On Pollen and Humility. Or, How I Learned the Truth of 1 Peter 5:3-8 the Hard Way
Sorrow did not soften my stance on sin, but it did humble me and help me be slower to make assumptions until I know someone’s story more deeply and understand the context of their lives well enough to discern what biblical commands speak into their situation.
All of you clothe yourselves with humility toward one another, because,
God resists the proud
but gives grace to the humble.Humble yourselves, therefore, under the mighty hand of God, so that he may exalt you at the proper time, casting all your cares on him, because he cares about you.
1 Peter 5:3-8 CSB
It has been almost twenty-five years since I lived in seminary housing at Southeastern (SEBTS) in Wake Forest, North Carolina. I was not the student in those days, but I was learning a lot. It must have been this time of the year because I remember walking to the playground with my blonde pig-tailed two-year-old and being baffled that the metal slide was covered in yellow dust. “Is there a sulfur plant near here?” Ahhhh… the introduction of pollen to a native Texan who grew up wondering what all those allergy med commercials on TV were for. “Northerners who aren’t as tough as we are, I suppose.” Ahem. The ignorance of youth.
I wish my ignorance and arrogance were limited to my lack of understanding of spring allergens. (And sulfur plants undoubtedly.) But, of course, they weren’t. I was in the midst of a long season of confusing suffering. One source of my confusion was centered in my definition of abuse. I’ve shared some of those thoughts here. But a foundational belief that made my suffering more acute was a misunderstanding of the way God works in the world. I had thought that if I was a “good girl,” things would go well for me. I thought that’s how God treated people. I was not unexposed to suffering as a child, but it was really easy for me to interpret people’s suffering through the lens of what I perceived as their failure. I aimed to do better and assumed I would receive better. I was both ignorant and arrogant.
In, Suffering and Heart of God: How Trauma Destroys and How God Restores, Diane Langberg describes it this way:
Our egocentricity says to us, “You have experienced these things because you have “_____,”—not been responsible, not loved your spouse well, not made moral choices, etc. Implicit is the idea that if they did what we did, made similar choices to ours, or behaved well, then injustice would not be present in their lives.

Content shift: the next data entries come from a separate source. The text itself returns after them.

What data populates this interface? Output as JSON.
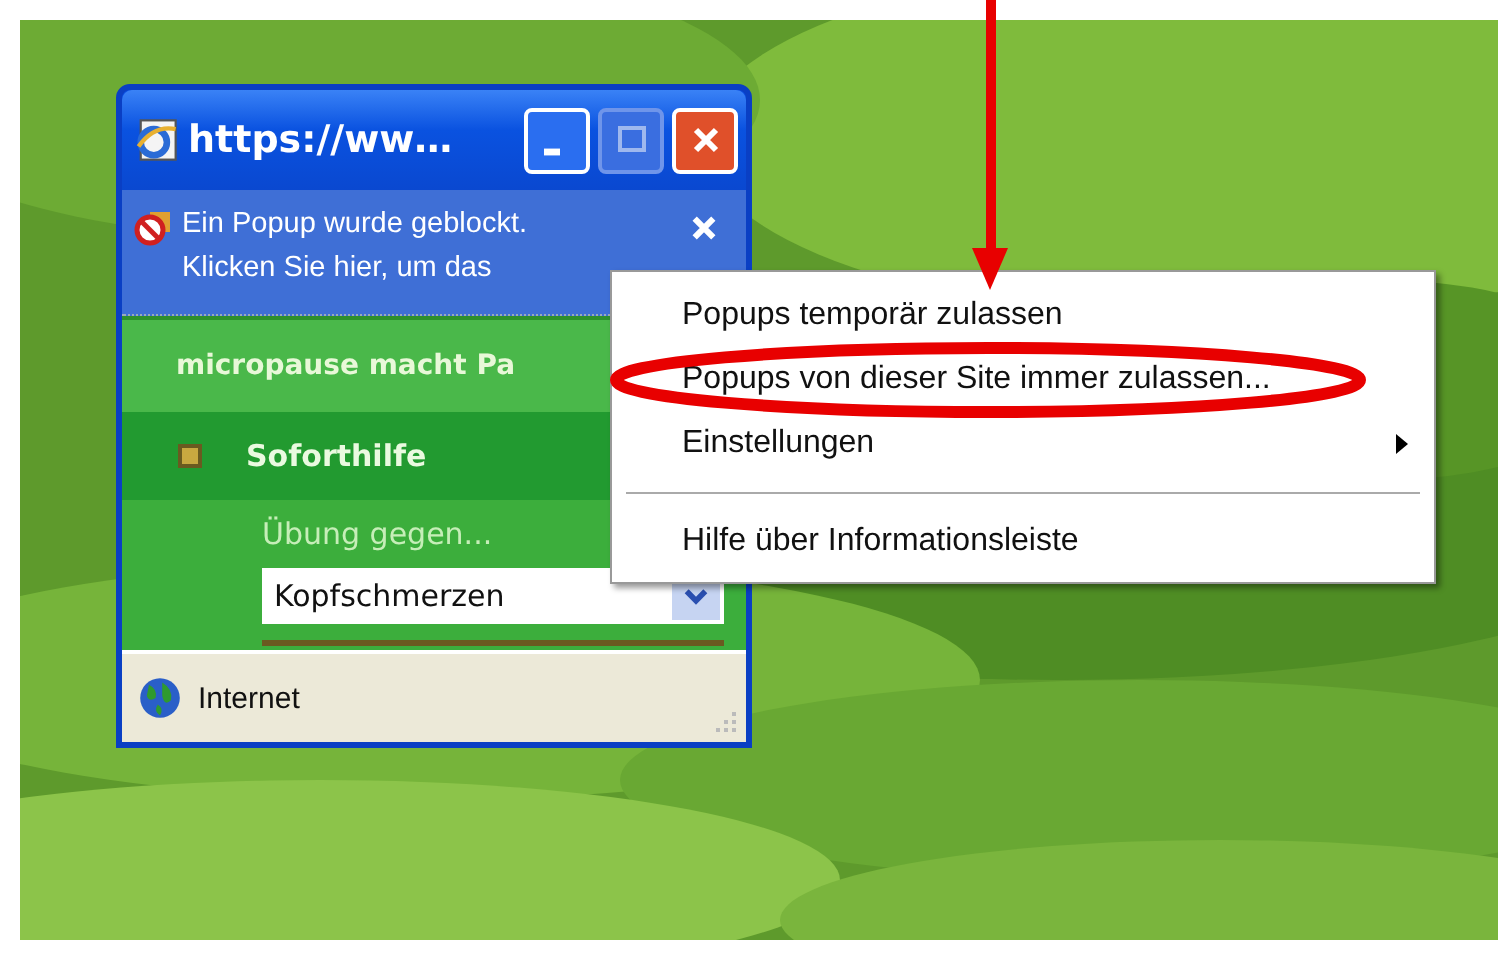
{
  "window": {
    "title": "https://ww…",
    "info_bar": {
      "lines": [
        "Ein Popup wurde geblockt.",
        "Klicken Sie hier, um das"
      ]
    },
    "content": {
      "header": "micropause macht Pa",
      "nav_item": "Soforthilfe",
      "label": "Übung gegen...",
      "select": {
        "value": "Kopfschmerzen"
      }
    },
    "status_bar": {
      "zone": "Internet"
    }
  },
  "context_menu": {
    "items": [
      {
        "kind": "item",
        "label": "Popups temporär zulassen"
      },
      {
        "kind": "item",
        "label": "Popups von dieser Site immer zulassen..."
      },
      {
        "kind": "submenu",
        "label": "Einstellungen"
      },
      {
        "kind": "separator"
      },
      {
        "kind": "item",
        "label": "Hilfe über Informationsleiste"
      }
    ]
  }
}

If someone is downtrodden or oppressed, it is probably their fault.” (p. 17)
But there I was, experiencing “these things” even though I’d checked the right boxes.
Something to note in this passage that I am certain I could not see clearly at the time is that while God humbles his children, He does not humiliate them. His response to our humility is lifting us up, showing us favor, and caring for us. This informs how we can care for friends, family members, and counselees who are brought low by their suffering: seek to understand their situation from a place of humility, gently encourage them to seek God’s perspective of their situation, remind them that God cares for them, and point them towards the hope that as they trust and obey, God has promised to lift them up, “at the proper time.”
As a young believer, I was quick to assign blame when I encountered certain types of suffering. I did that with myself, and I did it with others. Sorrow did not soften my stance on sin, but it did humble me and help me be slower to make assumptions until I know someone’s story more deeply and understand the context of their lives well enough to discern what biblical commands speak into their situation. It is one of the many places we can see God’s wisdom given to us in his instruction, “Clothe yourselves with humility toward one another.” For my part, the pollen on my windshield in spring always reminds me to dress myself with that humility.